Выставка в ратуше была посвящена семисотой годовщине основания города. Люди посещали ее в поисках бесплатной прохлады. Приглядывались к копиям гравюр и обрывкам документов, доспехам, мушкету и ухоженным немцам на довоенных фотографиях. Дети клянчили брелочки с изображением замка, запаянным в пластик. Городской театр, вот уже долгие годы испытывающий финансовые трудности, объявил перерыв до конца года. Его второй этаж сдали фонду «Современная Провинция», который пока не набрал сотрудников, так что этаж был наглухо закрыт. Ходили слухи насчет того, кто же настоящий хозяин фонда и чего он ищет в Рыкусмыку. Младший инспектор Кроньчак обнаружил утром очередной плод в мусорке. Вокруг рынка парковалось вроде бы побольше новых автомобилей. Маршрутки все так же приезжали и отъезжали с торговой площади. Курсы распустили на каникулы. Вокруг кишела толпа.

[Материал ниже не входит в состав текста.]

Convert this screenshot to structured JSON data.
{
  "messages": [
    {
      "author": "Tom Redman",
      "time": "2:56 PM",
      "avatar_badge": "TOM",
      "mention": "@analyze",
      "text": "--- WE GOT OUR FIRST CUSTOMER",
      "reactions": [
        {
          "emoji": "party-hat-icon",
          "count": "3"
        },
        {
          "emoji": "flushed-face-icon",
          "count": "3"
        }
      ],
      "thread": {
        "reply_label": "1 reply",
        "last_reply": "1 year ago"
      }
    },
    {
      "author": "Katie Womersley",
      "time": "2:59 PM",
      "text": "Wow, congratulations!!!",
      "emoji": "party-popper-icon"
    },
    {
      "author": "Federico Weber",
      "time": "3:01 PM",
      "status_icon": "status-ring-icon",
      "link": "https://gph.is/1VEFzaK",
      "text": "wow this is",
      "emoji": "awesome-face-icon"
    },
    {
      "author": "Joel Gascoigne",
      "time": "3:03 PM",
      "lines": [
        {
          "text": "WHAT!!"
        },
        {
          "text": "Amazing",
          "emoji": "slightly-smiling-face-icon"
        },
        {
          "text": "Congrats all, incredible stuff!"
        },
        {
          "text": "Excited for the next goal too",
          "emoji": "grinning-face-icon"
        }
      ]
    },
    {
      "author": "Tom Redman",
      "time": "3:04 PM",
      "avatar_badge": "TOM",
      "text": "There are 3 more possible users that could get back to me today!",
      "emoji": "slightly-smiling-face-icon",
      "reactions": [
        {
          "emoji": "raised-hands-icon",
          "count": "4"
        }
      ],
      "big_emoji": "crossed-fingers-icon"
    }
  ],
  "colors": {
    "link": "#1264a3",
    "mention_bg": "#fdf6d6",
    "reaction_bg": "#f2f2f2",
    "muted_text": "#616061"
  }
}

Ломбарды исчезали незаметно, а от того, что открыл Габлочяж, не осталось даже следа. Сам Габлочяж проводил дни в своем логове, а каждую вторую ночь дежурил в сторожке близ огороженного замка. Не он один. Магазин «курительных смесей», уже больше года как закрытый, внезапно ожил. Сейчас в нем продавали еще и электронные сигареты, и зачастую в кафе и на улицах я теперь натыкался на людей с черными палочками во рту, испускающими пар.

У нас было два многоэтажных супермаркета – Теско и Лидл, – так что слухи о постройке третьего возбуждали местных не меньше, чем существование фонда, который ничего не спонсирует. Тем летом каждую неделю вспыхивали сплетни о том, где именно его построят, причем каждый раз это было новое место. Крупный спортивный комплекс, разместившийся на окраине Рыкусмыку, получил конкурента в виде небольшого спортзала, построенного на месте бывшего центра помощи в кризисных ситуациях, – где неоднократно бывала Текла. На первом этаже открыли комнаты для гостей и небольшой бар со спортивными напитками. Старый Герман все реже появлялся в городке. Тем летом я видел его лишь раз, среди ночи, – стоял посреди торговой площади и озирался, будто заблудился.

Пятидесятники исчезли, сатанистские надписи перестали появляться на стенах, и, если я правильно помню, на рынке прошел всего один концерт безымянного певца, поющего никому не известные хиты. Дети больше не вытаскивали гвоздей из Собора Мира, но сам собор стоял, ничуть не изменившись. В парке сделали кафе в отреставрированном деревянном павильоне. Пастор со своей семьей приходил туда в погожие дни. Дети ели мороженое, пастор с женой пили айс-кофе, другие гости пили другие напитки.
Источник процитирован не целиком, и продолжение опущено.